Mix the first 9 ingredients together and set aside.  Put the chicken, lime juice, salsa, and spice mixture in the pressure cooker.  Cook on high pressure for 10 minutes, then do a natural pressure release for 10 minutes.  Remove the chicken with tongs or a slotted spoon and shred.  Add back as much of the salsa sauce mixture to the chicken as you want.  For tacos, I don't add back much at all because it makes the tacos really messy.  The chicken will still have great flavor.  If I'm making nachos or taco salads and the like, I add a lot of the sauce back.  Serve with whatever taco fixings you want.  Cilantro, sour cream, queso fresco, pico de gallo, and a squeeze of fresh lime are super yummy on soft tacos made from flour or corn tortillas.




 

 

Jul 27, 2017

Cheers, Bitches

Welcome to my new blog! 

If you ever read my other blog, Vintage Kitchen, you know my posts became less and less frequent over time.  I set myself too difficult a task with that one because the recipes had to be old and required a lot of tinkering.  They also didn't lend themselves to the kind of cooking I do day to day in order to put food on the table for my family.  Because as much fun as it is to update a recipe for poke cake or nut bread or what have you, I probably should feed my children something more substantial for dinner.  I would love to be able to both update old recipes AND cook real dinners, but ain't nobody got time for that.  Thus, I often found myself coming up with or modifying great recipes and thinking, dang, I wish I could post this on the blog, but it doesn't really fit the theme.  And so here we are.

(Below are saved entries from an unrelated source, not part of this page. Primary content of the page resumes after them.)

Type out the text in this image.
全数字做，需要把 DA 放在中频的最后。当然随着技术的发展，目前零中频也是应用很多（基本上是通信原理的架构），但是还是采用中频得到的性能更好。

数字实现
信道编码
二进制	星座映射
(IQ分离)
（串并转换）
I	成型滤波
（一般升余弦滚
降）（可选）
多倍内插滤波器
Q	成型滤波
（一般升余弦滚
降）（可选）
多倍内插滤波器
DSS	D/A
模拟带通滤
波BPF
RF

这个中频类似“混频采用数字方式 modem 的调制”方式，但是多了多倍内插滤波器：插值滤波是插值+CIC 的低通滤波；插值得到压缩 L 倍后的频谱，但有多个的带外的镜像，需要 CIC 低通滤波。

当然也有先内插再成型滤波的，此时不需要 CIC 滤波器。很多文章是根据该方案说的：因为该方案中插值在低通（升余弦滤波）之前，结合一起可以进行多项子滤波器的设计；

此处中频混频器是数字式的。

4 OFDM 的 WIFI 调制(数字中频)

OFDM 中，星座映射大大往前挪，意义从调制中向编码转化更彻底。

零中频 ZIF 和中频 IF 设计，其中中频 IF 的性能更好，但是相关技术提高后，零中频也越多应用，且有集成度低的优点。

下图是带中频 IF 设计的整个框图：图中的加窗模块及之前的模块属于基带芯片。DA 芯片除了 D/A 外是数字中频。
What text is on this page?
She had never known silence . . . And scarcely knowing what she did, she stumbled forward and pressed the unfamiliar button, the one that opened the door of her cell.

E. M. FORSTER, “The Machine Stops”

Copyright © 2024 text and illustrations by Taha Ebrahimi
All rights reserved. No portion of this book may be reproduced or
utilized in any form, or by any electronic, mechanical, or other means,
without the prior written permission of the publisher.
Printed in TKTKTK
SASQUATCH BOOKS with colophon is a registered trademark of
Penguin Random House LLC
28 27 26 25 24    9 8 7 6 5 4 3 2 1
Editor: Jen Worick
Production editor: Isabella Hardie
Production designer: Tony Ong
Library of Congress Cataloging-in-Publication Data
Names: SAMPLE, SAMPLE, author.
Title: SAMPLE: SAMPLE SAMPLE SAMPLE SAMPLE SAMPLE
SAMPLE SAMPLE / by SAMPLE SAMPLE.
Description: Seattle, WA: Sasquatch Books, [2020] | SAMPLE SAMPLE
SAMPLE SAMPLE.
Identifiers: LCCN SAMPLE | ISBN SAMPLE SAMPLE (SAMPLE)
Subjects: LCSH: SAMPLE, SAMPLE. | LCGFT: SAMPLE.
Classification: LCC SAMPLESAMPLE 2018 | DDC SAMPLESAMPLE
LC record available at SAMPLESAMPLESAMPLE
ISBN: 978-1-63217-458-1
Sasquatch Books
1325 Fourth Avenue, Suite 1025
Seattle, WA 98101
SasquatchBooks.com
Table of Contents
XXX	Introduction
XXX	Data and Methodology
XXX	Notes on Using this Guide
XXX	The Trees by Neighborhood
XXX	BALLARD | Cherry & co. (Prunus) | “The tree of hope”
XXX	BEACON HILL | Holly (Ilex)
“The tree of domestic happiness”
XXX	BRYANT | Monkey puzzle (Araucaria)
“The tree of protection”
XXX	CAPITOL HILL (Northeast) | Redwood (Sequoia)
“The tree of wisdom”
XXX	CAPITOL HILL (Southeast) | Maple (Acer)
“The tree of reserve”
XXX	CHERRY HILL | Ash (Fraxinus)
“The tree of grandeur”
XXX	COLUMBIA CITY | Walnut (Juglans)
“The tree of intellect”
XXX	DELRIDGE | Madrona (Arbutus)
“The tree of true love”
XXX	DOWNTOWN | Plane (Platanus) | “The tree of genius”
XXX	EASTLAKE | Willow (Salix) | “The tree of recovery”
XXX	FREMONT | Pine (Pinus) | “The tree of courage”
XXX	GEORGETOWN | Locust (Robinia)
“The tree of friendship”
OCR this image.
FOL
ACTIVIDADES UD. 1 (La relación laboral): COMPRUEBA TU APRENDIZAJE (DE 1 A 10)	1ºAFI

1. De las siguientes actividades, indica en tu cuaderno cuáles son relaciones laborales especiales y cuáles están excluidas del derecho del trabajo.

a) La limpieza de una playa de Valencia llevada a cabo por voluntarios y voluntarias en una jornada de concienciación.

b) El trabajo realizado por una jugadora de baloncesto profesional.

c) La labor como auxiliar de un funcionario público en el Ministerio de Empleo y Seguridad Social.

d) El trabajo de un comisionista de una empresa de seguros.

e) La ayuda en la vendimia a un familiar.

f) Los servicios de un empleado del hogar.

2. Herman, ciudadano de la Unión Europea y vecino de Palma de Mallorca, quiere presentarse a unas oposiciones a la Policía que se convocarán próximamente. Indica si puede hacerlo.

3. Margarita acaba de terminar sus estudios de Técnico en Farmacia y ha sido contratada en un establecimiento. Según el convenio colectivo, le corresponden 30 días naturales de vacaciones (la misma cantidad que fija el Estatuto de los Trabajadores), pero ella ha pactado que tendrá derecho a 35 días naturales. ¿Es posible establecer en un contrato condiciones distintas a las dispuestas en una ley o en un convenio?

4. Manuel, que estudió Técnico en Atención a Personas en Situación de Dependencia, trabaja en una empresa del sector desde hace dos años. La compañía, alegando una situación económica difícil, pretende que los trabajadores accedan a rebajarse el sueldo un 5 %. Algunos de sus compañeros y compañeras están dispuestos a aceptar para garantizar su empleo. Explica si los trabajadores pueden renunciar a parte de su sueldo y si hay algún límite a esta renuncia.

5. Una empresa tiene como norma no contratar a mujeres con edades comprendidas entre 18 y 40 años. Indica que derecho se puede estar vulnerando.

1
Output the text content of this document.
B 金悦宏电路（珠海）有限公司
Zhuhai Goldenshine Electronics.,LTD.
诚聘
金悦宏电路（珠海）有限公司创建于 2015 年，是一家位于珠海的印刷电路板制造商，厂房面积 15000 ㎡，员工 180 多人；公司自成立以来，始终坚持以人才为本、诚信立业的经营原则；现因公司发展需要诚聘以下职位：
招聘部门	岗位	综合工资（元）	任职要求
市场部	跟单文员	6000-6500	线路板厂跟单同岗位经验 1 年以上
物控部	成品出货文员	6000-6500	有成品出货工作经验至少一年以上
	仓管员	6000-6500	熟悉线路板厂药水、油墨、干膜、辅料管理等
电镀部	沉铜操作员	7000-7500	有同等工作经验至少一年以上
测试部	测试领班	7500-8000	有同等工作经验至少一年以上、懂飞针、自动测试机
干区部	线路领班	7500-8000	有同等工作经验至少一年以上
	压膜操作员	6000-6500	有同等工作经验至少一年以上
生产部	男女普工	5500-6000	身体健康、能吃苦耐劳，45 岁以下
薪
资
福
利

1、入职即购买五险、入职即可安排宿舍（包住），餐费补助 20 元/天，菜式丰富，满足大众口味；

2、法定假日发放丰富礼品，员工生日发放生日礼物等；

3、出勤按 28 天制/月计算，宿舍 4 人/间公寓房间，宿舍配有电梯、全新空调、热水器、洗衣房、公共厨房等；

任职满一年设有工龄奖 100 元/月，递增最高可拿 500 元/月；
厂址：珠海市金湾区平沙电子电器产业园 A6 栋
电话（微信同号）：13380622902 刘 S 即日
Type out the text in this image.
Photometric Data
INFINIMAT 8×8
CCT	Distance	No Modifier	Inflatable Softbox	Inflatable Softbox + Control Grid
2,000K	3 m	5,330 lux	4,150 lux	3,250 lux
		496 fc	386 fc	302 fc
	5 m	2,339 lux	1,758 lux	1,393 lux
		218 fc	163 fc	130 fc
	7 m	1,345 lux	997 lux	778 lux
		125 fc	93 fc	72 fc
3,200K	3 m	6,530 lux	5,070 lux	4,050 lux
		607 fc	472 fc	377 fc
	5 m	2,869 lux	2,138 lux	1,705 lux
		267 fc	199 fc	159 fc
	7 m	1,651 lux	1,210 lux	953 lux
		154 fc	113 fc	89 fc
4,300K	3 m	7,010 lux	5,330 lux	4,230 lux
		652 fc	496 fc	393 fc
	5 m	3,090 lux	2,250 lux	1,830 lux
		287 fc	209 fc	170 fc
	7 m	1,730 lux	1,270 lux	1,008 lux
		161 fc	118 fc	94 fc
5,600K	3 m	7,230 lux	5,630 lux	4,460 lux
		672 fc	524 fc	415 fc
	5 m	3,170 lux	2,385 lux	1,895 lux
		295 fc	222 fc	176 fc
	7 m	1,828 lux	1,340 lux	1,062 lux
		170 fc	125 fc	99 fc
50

On this blog I intend to touch on whatever dish (or drink) I've created that I want to share.  I'm becoming more and more enamored every day with my Instant Pot, so get ready for pressure cooker recipes, for sure, along with any number of main dishes, desserts, and (of course) cocktails.  I raise my glass to you, my new readers.  Thanks for joining me.